Ren Hang disavowed any symbolism or critical commentary in his work, saying that, ‘what-you-saw-was-what-you-saw’. But it’s clear that even by implication, allusion and commentary is there.
For example, the suggestion of social freedom and sexual empowerment in his pictures is often undershot with indications of anxiety or constraint. Bodies twist and contort in some remarkable ways, creating images of bodies folding together we haven’t seen in photography since the great work of the Japanese avant-garde photographer Eikoh Hosoe, whose work was clearly influential for Ren. But while these bodies often seem sexual — they’re often aroused — they seem unable to engage in sex. Friends and intimates — despite their naked, physical proximity — appear unable to relate to each other. Another of my favourite pictures among those we acquired for the national collection shows two naked, in-a-way entwined women on a bed, whose hands (with brightly painted nails) lock around their genitals like chastity belts. People, naked and apparently free in nature, are unable to commune with it. The sexual and social world produced through Ren Hang’s pictures is a profoundly constrained one.
And this is where the implicit commentary kicks in. The disarming tension between control and freedom that runs throughout Ren Hang’s pictures no doubt reflects their place of origin — modern China. Their frank depiction of sexuality, gender and intimacy reflects an uneasy place, one where queerness and the open depiction of sexuality remain the subject of tremendous, punitive social and political regulation.

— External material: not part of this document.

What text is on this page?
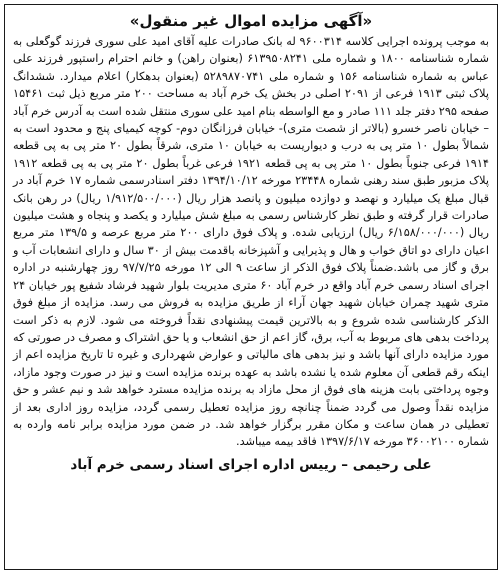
«آگهی مزایده اموال غیر منقول»

به موجب پرونده اجرایی کلاسه ۹۶۰۰۳۱۴ له بانک صادرات علیه آقای امید علی سوری فرزند گوگعلی به شماره شناسنامه ۱۸۰۰ و شماره ملی ۶۱۳۹۵۰۸۲۴۱ (بعنوان راهن) و خانم احترام راستپور فرزند علی عباس به شماره شناسنامه ۱۵۶ و شماره ملی ۵۲۸۹۸۷۰۷۴۱ (بعنوان بدهکار) اعلام میدارد. ششدانگ پلاک ثبتی ۱۹۱۳ فرعی از ۲۰۹۱ اصلی در بخش یک خرم آباد به مساحت ۲۰۰ متر مربع ذیل ثبت ۱۵۴۶۱ صفحه ۲۹۵ دفتر جلد ۱۱۱ صادر و مع الواسطه بنام امید علی سوری منتقل شده است به آدرس خرم آباد – خیابان ناصر خسرو (بالاتر از شصت متری)- خیابان فرزانگان دوم- کوچه کیمیای پنج و محدود است به شمالاً بطول ۱۰ متر پی به درب و دیواریست به خیابان ۱۰ متری، شرقاً بطول ۲۰ متر پی به پی قطعه ۱۹۱۴ فرعی جنوباً بطول ۱۰ متر پی به پی قطعه ۱۹۲۱ فرعی غرباً بطول ۲۰ متر پی به پی قطعه ۱۹۱۲ پلاک مزبور طبق سند رهنی شماره ۲۳۴۴۸ مورخه ۱۳۹۴/۱۰/۱۲ دفتر اسنادرسمی شماره ۱۷ خرم آباد در قبال مبلغ یک میلیارد و نهصد و دوازده میلیون و پانصد هزار ریال (۱/۹۱۲/۵۰۰/۰۰۰ ریال) در رهن بانک صادرات قرار گرفته و طبق نظر کارشناس رسمی به مبلغ شش میلیارد و یکصد و پنجاه و هشت میلیون ریال (۶/۱۵۸/۰۰۰/۰۰۰ ریال) ارزیابی شده. و پلاک فوق دارای ۲۰۰ متر مربع عرصه و ۱۳۹/۵ متر مربع اعیان دارای دو اتاق خواب و هال و پذیرایی و آشپزخانه باقدمت بیش از ۳۰ سال و دارای انشعابات آب و برق و گاز می باشد.ضمناً پلاک فوق الذکر از ساعت ۹ الی ۱۲ مورخه ۹۷/۷/۲۵ روز چهارشنبه در اداره اجرای اسناد رسمی خرم آباد واقع در خرم آباد ۶۰ متری مدیریت بلوار شهید فرشاد شفیع پور خیابان ۲۴ متری شهید چمران خیابان شهید جهان آراء از طریق مزایده به فروش می رسد. مزایده از مبلغ فوق الذکر کارشناسی شده شروع و به بالاترین قیمت پیشنهادی نقداً فروخته می شود. لازم به ذکر است پرداخت بدهی های مربوط به آب، برق، گاز اعم از حق انشعاب و یا حق اشتراک و مصرف در صورتی که مورد مزایده دارای آنها باشد و نیز بدهی های مالیاتی و عوارض شهرداری و غیره تا تاریخ مزایده اعم از اینکه رقم قطعی آن معلوم شده یا نشده باشد به عهده برنده مزایده است و نیز در صورت وجود مازاد، وجوه پرداختی بابت هزینه های فوق از محل مازاد به برنده مزایده مسترد خواهد شد و نیم عشر و حق مزایده نقداً وصول می گردد ضمناً چنانچه روز مزایده تعطیل رسمی گردد، مزایده روز اداری بعد از تعطیلی در همان ساعت و مکان مقرر برگزار خواهد شد. در ضمن مورد مزایده برابر نامه وارده به شماره ۳۶۰۰۲۱۰۰ مورخه ۱۳۹۷/۶/۱۷ فاقد بیمه میباشد.

علی رحیمی – رییس اداره اجرای اسناد رسمی خرم آباد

But it’s too easy to think that the world of restricted, limited or constrained sexual and social life suggested in Ren Hang’s pictures is reflective only of modern China. Australians recently experienced a very contentious same-sex marriage debate that was divisive and personally very challenging for many of us. In fact, the same-sex marriage debate and vote (which resulted in an overwhelming support for the legalisation of same-sex marriage) showed that constraints still exist here in Australia for those of us seeking sexual and social equality. For many Australians, there remains a disjunct between our desire and our freedom to express it. This is precisely what I see in Ren Hang’s photographs.